Issue No. 5 – Reassessment (AY 2015-16)

                Even as the tax department has filed appeal against the tribunal’s order in respect of Issue No. 2 above, it also wishes to reassess TechCo’s income for that year. To that effect, it has issued notice to the Company. TechCo quickly responded, requesting reasons in writing (which is its statutory right) for such reopening of assessment. The department has not responded to the request yet.

 

Issue No. 6 – Service tax cases

                It is not only the income-tax department that has been tailing TechCo. Service tax officers have been interested too.
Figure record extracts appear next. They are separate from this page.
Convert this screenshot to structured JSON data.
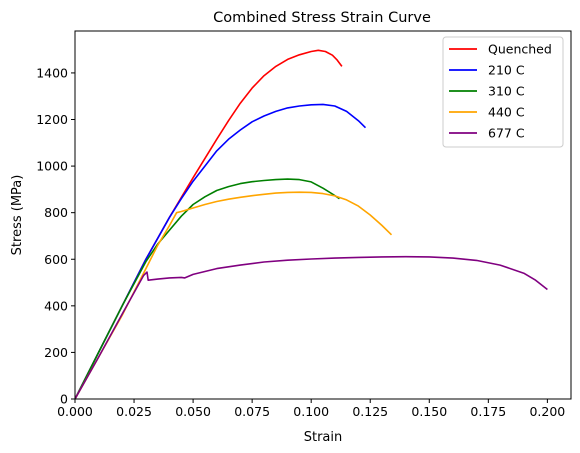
{
  "chart_data": {
    "type": "line",
    "title": "Combined Stress Strain Curve",
    "xlabel": "Strain",
    "ylabel": "Stress (MPa)",
    "xlim": [
      0,
      0.21
    ],
    "ylim": [
      0,
      1580
    ],
    "xticks": [
      0.0,
      0.025,
      0.05,
      0.075,
      0.1,
      0.125,
      0.15,
      0.175,
      0.2
    ],
    "xtick_labels": [
      "0.000",
      "0.025",
      "0.050",
      "0.075",
      "0.100",
      "0.125",
      "0.150",
      "0.175",
      "0.200"
    ],
    "yticks": [
      0,
      200,
      400,
      600,
      800,
      1000,
      1200,
      1400
    ],
    "ytick_labels": [
      "0",
      "200",
      "400",
      "600",
      "800",
      "1000",
      "1200",
      "1400"
    ],
    "grid": false,
    "legend_position": "top-right",
    "series": [
      {
        "name": "Quenched",
        "color": "#ff0000",
        "x": [
          0,
          0.01,
          0.02,
          0.03,
          0.04,
          0.05,
          0.06,
          0.065,
          0.07,
          0.075,
          0.08,
          0.085,
          0.09,
          0.095,
          0.1,
          0.103,
          0.106,
          0.109,
          0.111,
          0.113
        ],
        "y": [
          0,
          200,
          400,
          600,
          780,
          950,
          1115,
          1195,
          1270,
          1335,
          1388,
          1428,
          1458,
          1478,
          1492,
          1497,
          1492,
          1476,
          1455,
          1428
        ]
      },
      {
        "name": "210 C",
        "color": "#0000ff",
        "x": [
          0,
          0.01,
          0.02,
          0.03,
          0.04,
          0.045,
          0.05,
          0.055,
          0.06,
          0.065,
          0.07,
          0.075,
          0.08,
          0.085,
          0.09,
          0.095,
          0.1,
          0.105,
          0.11,
          0.115,
          0.12,
          0.123
        ],
        "y": [
          0,
          200,
          400,
          600,
          780,
          860,
          935,
          1000,
          1065,
          1115,
          1155,
          1190,
          1215,
          1235,
          1250,
          1258,
          1263,
          1265,
          1258,
          1235,
          1195,
          1165
        ]
      },
      {
        "name": "310 C",
        "color": "#008000",
        "x": [
          0,
          0.01,
          0.02,
          0.03,
          0.035,
          0.04,
          0.045,
          0.05,
          0.055,
          0.06,
          0.065,
          0.07,
          0.075,
          0.08,
          0.085,
          0.09,
          0.095,
          0.1,
          0.105,
          0.109,
          0.112
        ],
        "y": [
          0,
          200,
          400,
          590,
          665,
          725,
          785,
          835,
          868,
          895,
          912,
          925,
          933,
          938,
          942,
          944,
          942,
          932,
          905,
          880,
          860
        ]
      },
      {
        "name": "440 C",
        "color": "#ffa500",
        "x": [
          0,
          0.01,
          0.02,
          0.03,
          0.035,
          0.04,
          0.043,
          0.045,
          0.05,
          0.055,
          0.06,
          0.065,
          0.07,
          0.075,
          0.08,
          0.085,
          0.09,
          0.095,
          0.1,
          0.105,
          0.11,
          0.115,
          0.12,
          0.125,
          0.13,
          0.134
        ],
        "y": [
          0,
          180,
          360,
          560,
          660,
          745,
          800,
          805,
          820,
          835,
          848,
          858,
          866,
          873,
          879,
          884,
          887,
          888,
          887,
          882,
          872,
          855,
          828,
          790,
          745,
          705
        ]
      },
      {
        "name": "677 C",
        "color": "#800080",
        "x": [
          0,
          0.01,
          0.02,
          0.029,
          0.0305,
          0.031,
          0.035,
          0.04,
          0.045,
          0.0465,
          0.05,
          0.06,
          0.07,
          0.08,
          0.09,
          0.1,
          0.11,
          0.12,
          0.13,
          0.14,
          0.15,
          0.16,
          0.17,
          0.18,
          0.19,
          0.195,
          0.2
        ],
        "y": [
          0,
          180,
          365,
          530,
          545,
          510,
          515,
          520,
          522,
          520,
          535,
          560,
          575,
          588,
          596,
          601,
          605,
          608,
          610,
          611,
          610,
          605,
          595,
          575,
          540,
          510,
          470
        ]
      }
    ]
  }
}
Ignoring the fact that the Company only ran a technology platform that facilitated buying and selling of online advertising spaces, they have alleged that the Company itself was engaged in display of advertisement and therefore liable for service tax. Overall, they have raised demands amounting to crores of rupees and forced the Company to pay at least a portion while the appeals before CESTAT are pending.

 

How TechCo and its founders suffer

·    For a business that is permanently shuttered, TechCo has crores of its funds locked up in tax demands that it was forced to remit to the tax authorities. This amount in the hands of the founders might have helped them start afresh and fund their new startup that the Government would so keenly promote now.

 

·      To protect itself from any coercive steps that the tax authorities might take to recover the unpaid tax demands, TechCo is compelled to continue contesting the matters in appeal proceedings which take long years to conclude, incurring further costs for the Company.

 

·     Mired in so many cases and litigation, the founders are unable to focus on developing their new venture.

 

·       Wary of dealing with Indian system where tax authorities hold up everything long after the business is gone, the founders would think twice before setting up their next venture in India.

 

·      Life cycle of technology-driven companies can be quite short. If the wheels of tax justice are going to grind so slowly that these companies spend more of their lifetime fighting tax cases than they did doing business, India will never really be a great startup destination, notwithstanding all those initiatives of recent years.